Rank: For a given number of non-zero entries in $M$ , the rank of the perturbation induced by SVFT can match or exceed those of previous PEFT methods for a fixed parameter budget.

Empirical Results

SVFT displays significant gains across both language and vision tasks:

LLMs: Experiments with large models like Gemma-2B and LLaMA-3-8B demonstrate that SVFT substantially closes the performance gap with full fine-tuning on tasks like GSM-8K and general language understanding benchmarks. Notably, SVFT recovered up to 96% of full fine-tuning performance while training only a fraction of the parameters (0.006 to 0.25%).
Vision Models: When applied to vision transformers such as ViT-B and ViT-L, SVFT significantly outperformed baselines on classification benchmarks like CIFAR-100 and Flowers102, indicating its efficacy in the vision domain.
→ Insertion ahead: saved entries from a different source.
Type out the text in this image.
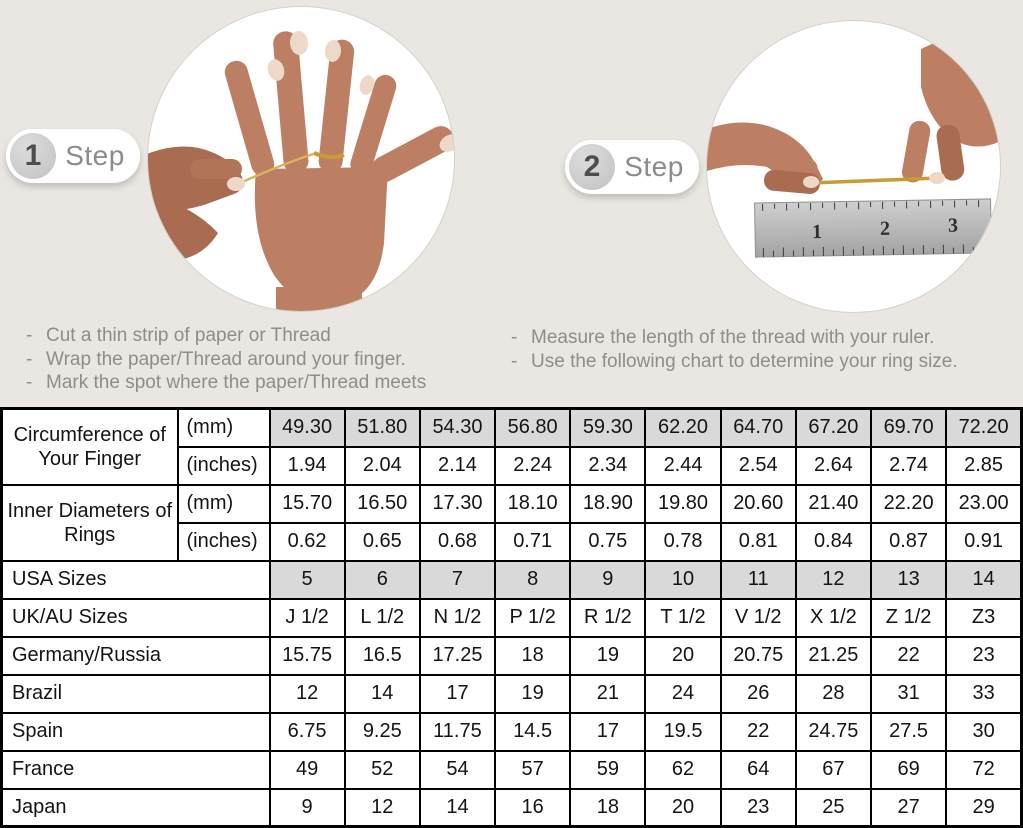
1	2	3
1 Step	2 Step
- Cut a thin strip of paper or Thread
- Wrap the paper/Thread around your finger.
- Mark the spot where the paper/Thread meets
- Measure the length of the thread with your ruler.
- Use the following chart to determine your ring size.
Circumference of Your Finger	(mm)	49.30	51.80	54.30	56.80	59.30	62.20	64.70	67.20	69.70	72.20
	(inches)	1.94	2.04	2.14	2.24	2.34	2.44	2.54	2.64	2.74	2.85
Inner Diameters of Rings	(mm)	15.70	16.50	17.30	18.10	18.90	19.80	20.60	21.40	22.20	23.00
	(inches)	0.62	0.65	0.68	0.71	0.75	0.78	0.81	0.84	0.87	0.91
USA Sizes		5	6	7	8	9	10	11	12	13	14
UK/AU Sizes		J 1/2	L 1/2	N 1/2	P 1/2	R 1/2	T 1/2	V 1/2	X 1/2	Z 1/2	Z3
Germany/Russia		15.75	16.5	17.25	18	19	20	20.75	21.25	22	23
Brazil		12	14	17	19	21	24	26	28	31	33
Spain		6.75	9.25	11.75	14.5	17	19.5	22	24.75	27.5	30
France		49	52	54	57	59	62	64	67	69	72
Japan		9	12	14	16	18	20	23	25	27	29
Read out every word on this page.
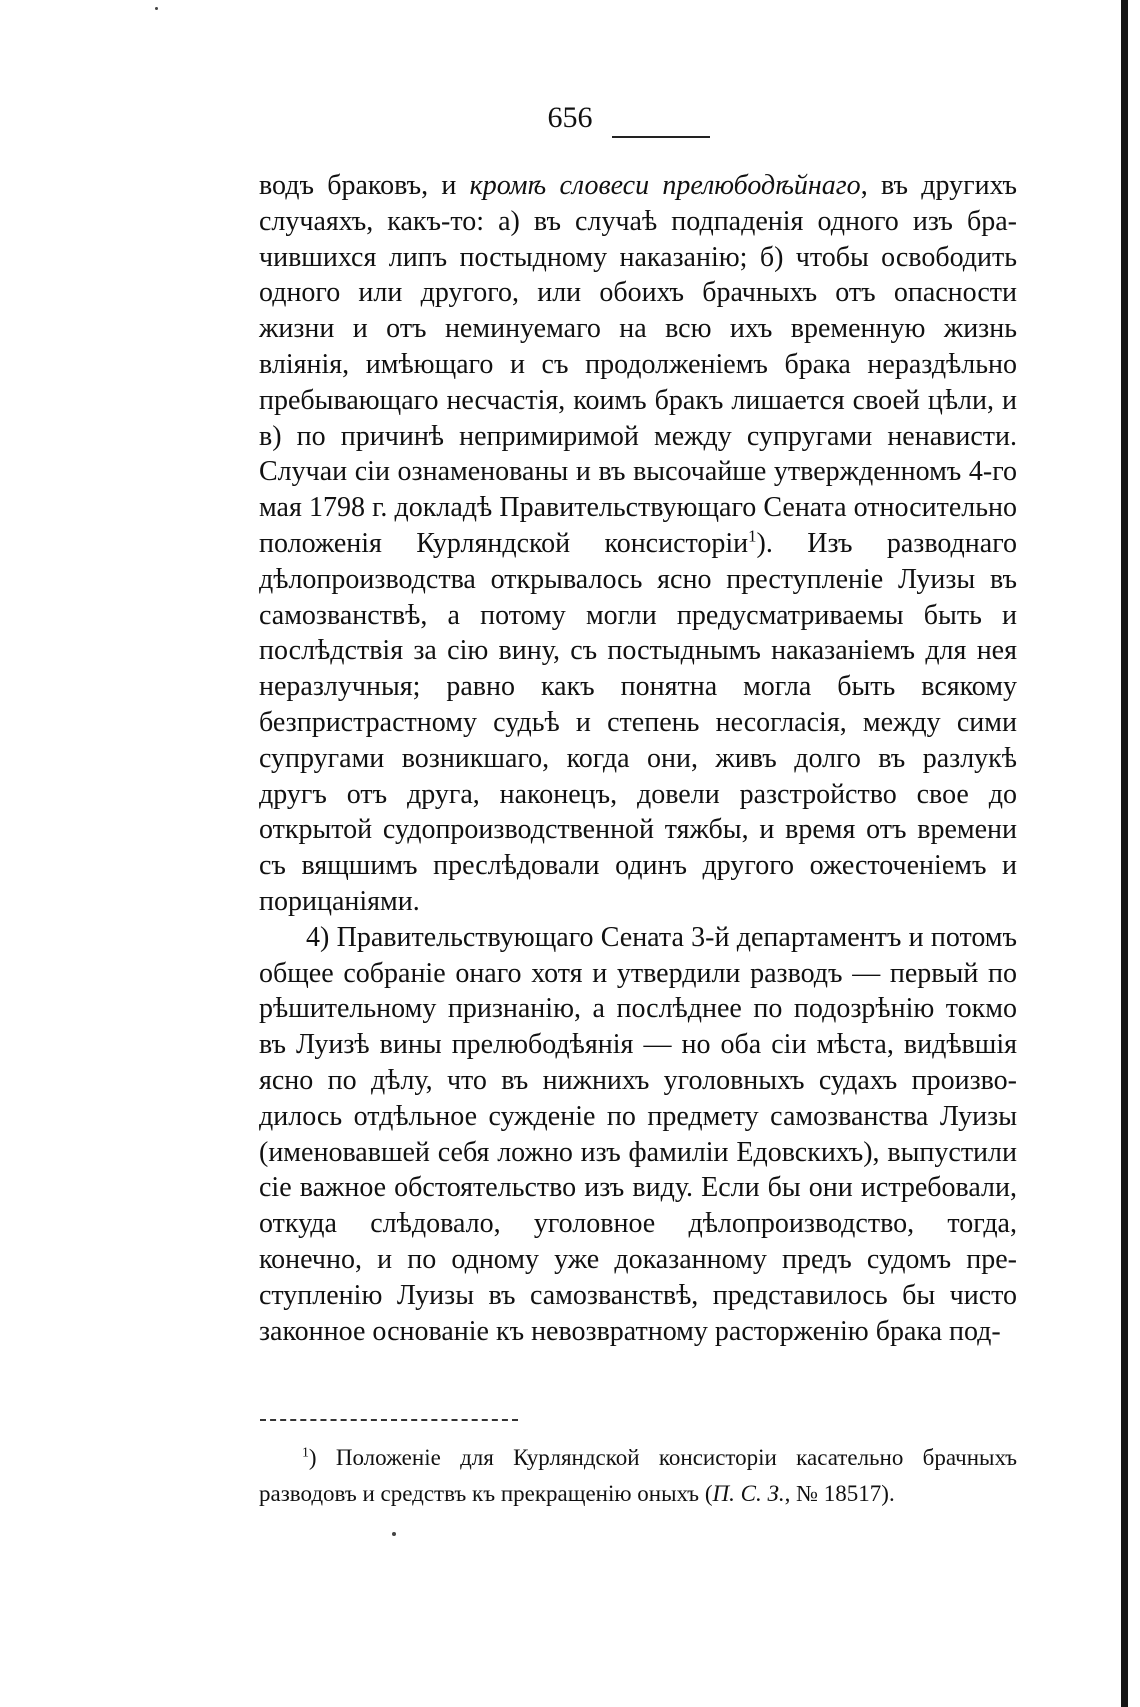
656

водъ браковъ, и кромѣ словеси прелюбодѣйнаго, въ другихъ случаяхъ, какъ-то: а) въ случаѣ подпаденія одного изъ брачившихся липъ постыдному наказанію; б) чтобы освободить одного или другого, или обоихъ брачныхъ отъ опасности жизни и отъ неминуемаго на всю ихъ временную жизнь вліянія, имѣющаго и съ продолженіемъ брака нераздѣльно пребывающаго несчастія, коимъ бракъ лишается своей цѣли, и в) по причинѣ непримиримой между супругами ненависти. Случаи сіи ознаменованы и въ высочайше утвержденномъ 4-го мая 1798 г. докладѣ Правительствующаго Сената относительно положенія Курляндской консисторіи$^1$). Изъ разводнаго дѣлопроизводства открывалось ясно преступленіе Луизы въ самозванствѣ, а потому могли предусматриваемы быть и послѣдствія за сію вину, съ постыднымъ наказаніемъ для нея неразлучныя; равно какъ понятна могла быть всякому безпристрастному судьѣ и степень несогласія, между сими супругами возникшаго, когда они, живъ долго въ разлукѣ другъ отъ друга, наконецъ, довели разстройство свое до открытой судопроизводственной тяжбы, и время отъ времени съ вящшимъ преслѣдовали одинъ другого ожесточеніемъ и порицаніями.

4) Правительствующаго Сената 3-й департаментъ и потомъ общее собраніе онаго хотя и утвердили разводъ — первый по рѣшительному признанію, а послѣднее по подозрѣнію токмо въ Луизѣ вины прелюбодѣянія — но оба сіи мѣста, видѣвшія ясно по дѣлу, что въ нижнихъ уголовныхъ судахъ производилось отдѣльное сужденіе по предмету самозванства Луизы (именовавшей себя ложно изъ фамиліи Едовскихъ), выпустили сіе важное обстоятельство изъ виду. Если бы они истребовали, откуда слѣдовало, уголовное дѣлопроизводство, тогда, конечно, и по одному уже доказанному предъ судомъ преступленію Луизы въ самозванствѣ, представилось бы чисто законное основаніе къ невозвратному расторженію брака под-

$^1$) Положеніе для Курляндской консисторіи касательно брачныхъ разводовъ и средствъ къ прекращенію оныхъ (П. С. З., № 18517).
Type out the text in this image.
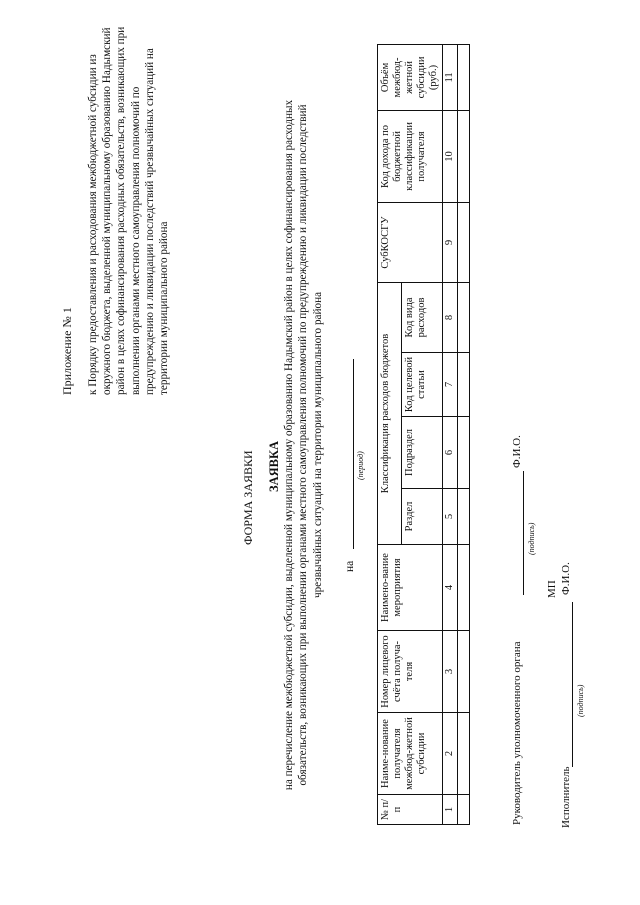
Приложение № 1 к Порядку предоставления и расходования межбюджетной субсидии из окружного бюджета, выделенной муниципальному образованию Надымский район в целях софинансирования расходных обязательств, возникающих при выполнении органами местного самоуправления полномочий по предупреждению и ликвидации последствий чрезвычайных ситуаций на территории муниципального района
ФОРМА ЗАЯВКИ ЗАЯВКА на перечисление межбюджетной субсидии, выделенной муниципальному образованию Надымский район в целях софинансирования расходных обязательств, возникающих при выполнении органами местного самоуправления полномочий по предупреждению и ликвидации последствий чрезвычайных ситуаций на территории муниципального района на
(период)
№ п/п	Наиме-нование получателя межбюд-жетной субсидии	Номер лицевого счёта получа-теля	Наимено-вание мероприятия	Классификация расходов бюджетов				СубКОСГУ	Код дохода по бюджетной классификации получателя	Объём межбюд-жетной субсидии (руб.)
				Раздел	Подраздел	Код целевой статьи	Код вида расходов			
1	2	3	4	5	6	7	8	9	10	11

Руководитель уполномоченного органа
(подпись)
Ф.И.О.
МП Ф.И.О.
Исполнитель
(подпись)
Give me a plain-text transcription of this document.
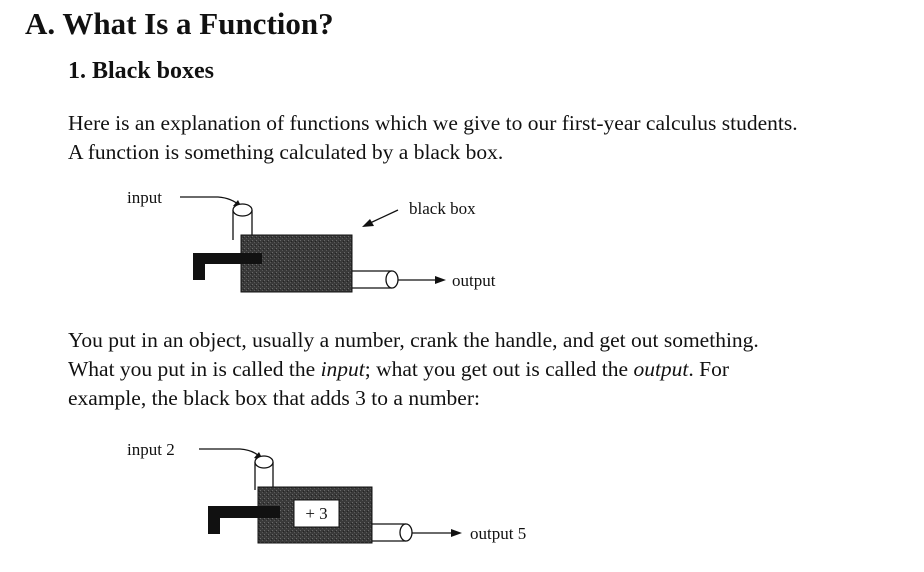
A. What Is a Function?
1. Black boxes

Here is an explanation of functions which we give to our first-year calculus students.
A function is something calculated by a black box.

input
output
black box

You put in an object, usually a number, crank the handle, and get out something.
What you put in is called the input; what you get out is called the output. For
example, the black box that adds 3 to a number:

input 2
+ 3
output 5
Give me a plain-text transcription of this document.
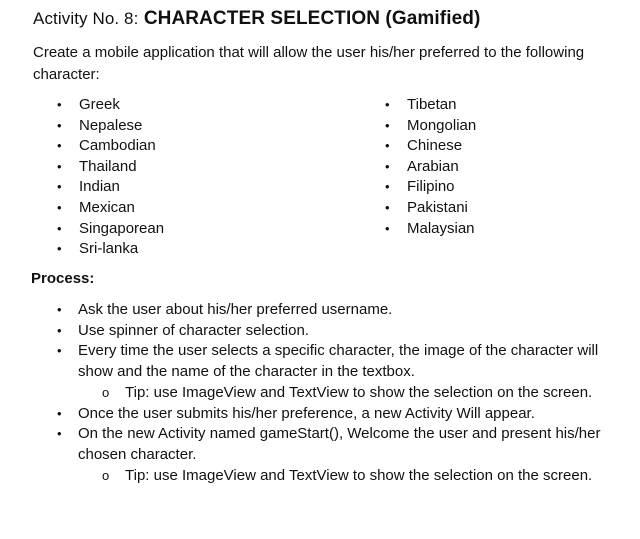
Activity No. 8: CHARACTER SELECTION (Gamified)
Create a mobile application that will allow the user his/her preferred to the following character:
•	Greek
•	Nepalese
•	Cambodian
•	Thailand
•	Indian
•	Mexican
•	Singaporean
•	Sri-lanka
•	Tibetan
•	Mongolian
•	Chinese
•	Arabian
•	Filipino
•	Pakistani
•	Malaysian
Process:
• Ask the user about his/her preferred username.
• Use spinner of character selection.
• Every time the user selects a specific character, the image of the character will show and the name of the character in the textbox.
o Tip: use ImageView and TextView to show the selection on the screen.
• Once the user submits his/her preference, a new Activity Will appear.
• On the new Activity named gameStart(), Welcome the user and present his/her chosen character.
o Tip: use ImageView and TextView to show the selection on the screen.
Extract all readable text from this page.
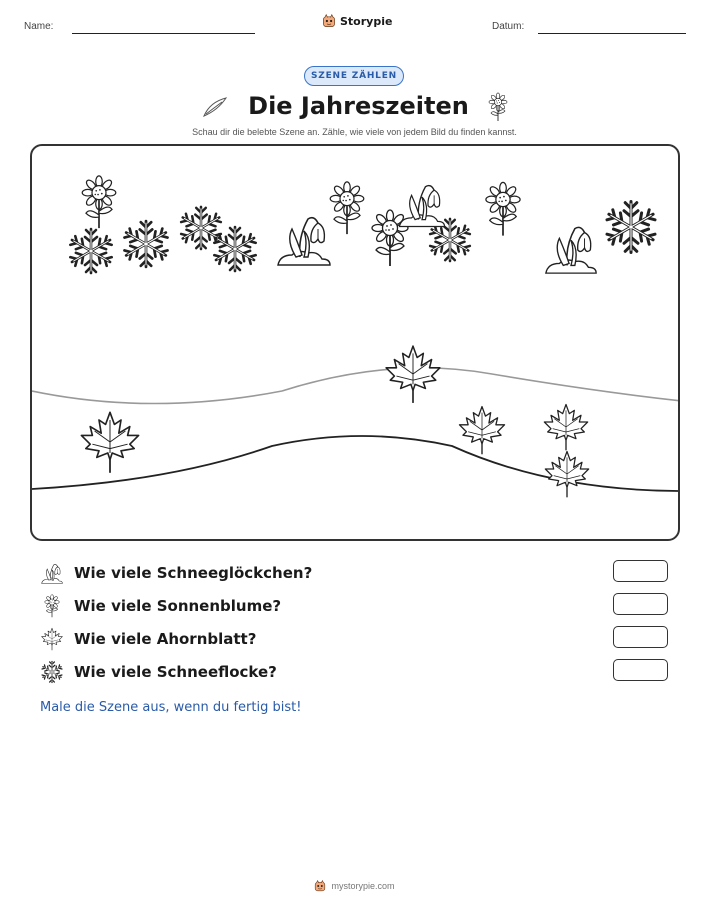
Name:	Storypie	Datum:
SZENE ZÄHLEN
Die Jahreszeiten
Schau dir die belebte Szene an. Zähle, wie viele von jedem Bild du finden kannst.
Wie viele Schneeglöckchen?
Wie viele Sonnenblume?
Wie viele Ahornblatt?
Wie viele Schneeflocke?
Male die Szene aus, wenn du fertig bist!
mystorypie.com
Implications and Future Directions

SVFT's integration of weight matrix structures into the fine-tuning process brings an innovative and effective approach to PEFT, offering practical advantages in terms of both storage and computational efficiency. Looking forward, optimizing the sparsity patterns of $M$ further, as well as exploring quantization techniques to mitigate memory overhead, could enhance SVFT's applicability and efficiency even further.

Conclusion

SVFT represents a notable advancement in the arena of parameter-efficient fine-tuning. By judiciously leveraging the singular vectors of the pre-trained weights, SVFT delivers high performance with a remarkably small footprint in terms of trainable parameters. This work not only sets a new benchmark in PEFT but also opens avenues for future research into more expressive and efficient fine-tuning techniques leveraging structured updates.